I love studying history. Whether it’s visiting a new history museum, looking through an antique store, or reading a history book, I just can’t get enough of the past. More specifically, I love cultural history. Military facts and war stats, meh. I am generally a pacifist and a war-averse sort of person, so military histories aren’t really my cup of tea. But, I can’t get enough facts on historical day-to-day life—what people used to eat, what they did for fun, and most importantly what they wore. I just adore learning about the history of fashion.
It’s kind of funny that I have such an affinity for historical fashion, because apart from dressing up for my yearly visits to the Renaissance Festival, my clothing is pretty utilitarian and boring. I’m not what you would call a fashionista. I wear shades of black and grey and tend to opt for comfort over style. But, historical fashion fascinates me. It’s interesting how the cultural landscape of a time dictated how fashion evolved.
I started researching notable times in fashion history and began creating some illustrations based on what I learned. I have only started the project, and I could see it evolving into something bigger, but for now it’s a small side project that I work on in between my larger projects.
I started with researching medieval styles. I was playing a medieval-themed video game at the time, and I was interested in the names of the articles of clothing that I had never heard before, like braies for instance i.e. medieval underpants.
After finishing that, while researching fashion history in general, I came upon information on the pivotal fashion styles of Edo Japan (1603 – 1868). The beautiful patterns and silhouettes of the outfits and hairstyles of that era were inspiring.
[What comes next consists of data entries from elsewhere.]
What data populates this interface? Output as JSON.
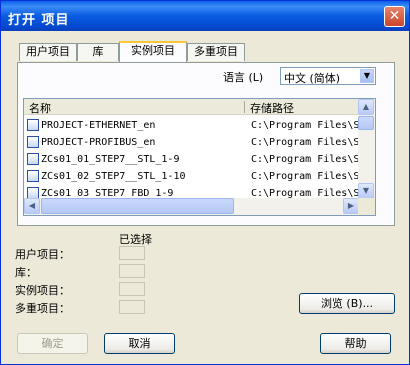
{
  "window": {
    "title": "打开 项目"
  },
  "tabs": [
    {
      "label": "用户项目",
      "active": false
    },
    {
      "label": "库",
      "active": false
    },
    {
      "label": "实例项目",
      "active": true
    },
    {
      "label": "多重项目",
      "active": false
    }
  ],
  "language": {
    "label": "语言 (L)",
    "selected": "中文 (简体)"
  },
  "list": {
    "columns": [
      "名称",
      "存储路径"
    ],
    "rows": [
      {
        "name": "PROJECT-ETHERNET_en",
        "path": "C:\\Program Files\\S"
      },
      {
        "name": "PROJECT-PROFIBUS_en",
        "path": "C:\\Program Files\\S"
      },
      {
        "name": "ZCs01_01_STEP7__STL_1-9",
        "path": "C:\\Program Files\\S"
      },
      {
        "name": "ZCs01_02_STEP7__STL_1-10",
        "path": "C:\\Program Files\\S"
      },
      {
        "name": "ZCs01 03 STEP7  FBD 1-9",
        "path": "C:\\Program Files\\S"
      }
    ]
  },
  "selected": {
    "title": "已选择",
    "labels": [
      "用户项目：",
      "库：",
      "实例项目：",
      "多重项目："
    ]
  },
  "buttons": {
    "browse": "浏览 (B)...",
    "ok": "确定",
    "cancel": "取消",
    "help": "帮助"
  }
}
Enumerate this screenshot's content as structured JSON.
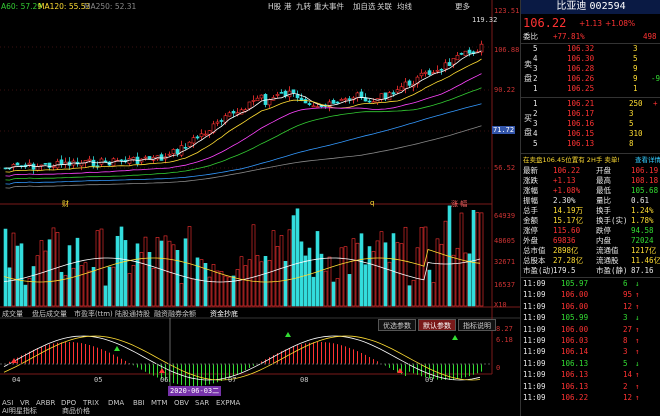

I posted these previous illustrations on Instagram and a friend requested I try my hand at some swimsuit fashions, specifically she wanted to see a swimsuit from the 1920s, when it was still scandalous to show off too much skin. I learned while researching this time that police would actually measure the swimsuits of women on the beach to ensure that they weren’t showing too much skin. Only about one hundred years ago, it was scandalous to wear anything so revealing. It’s weird to think how that really wasn’t all that long ago.
I loved creating the 1920s swimsuit, so I followed up with a swimsuit illustration from the 1950s and the 1970s (see below.)
So, I still haven’t even touched a lot of interesting times in fashion history. I will definitely keep working at this project. So many outfits, so little time!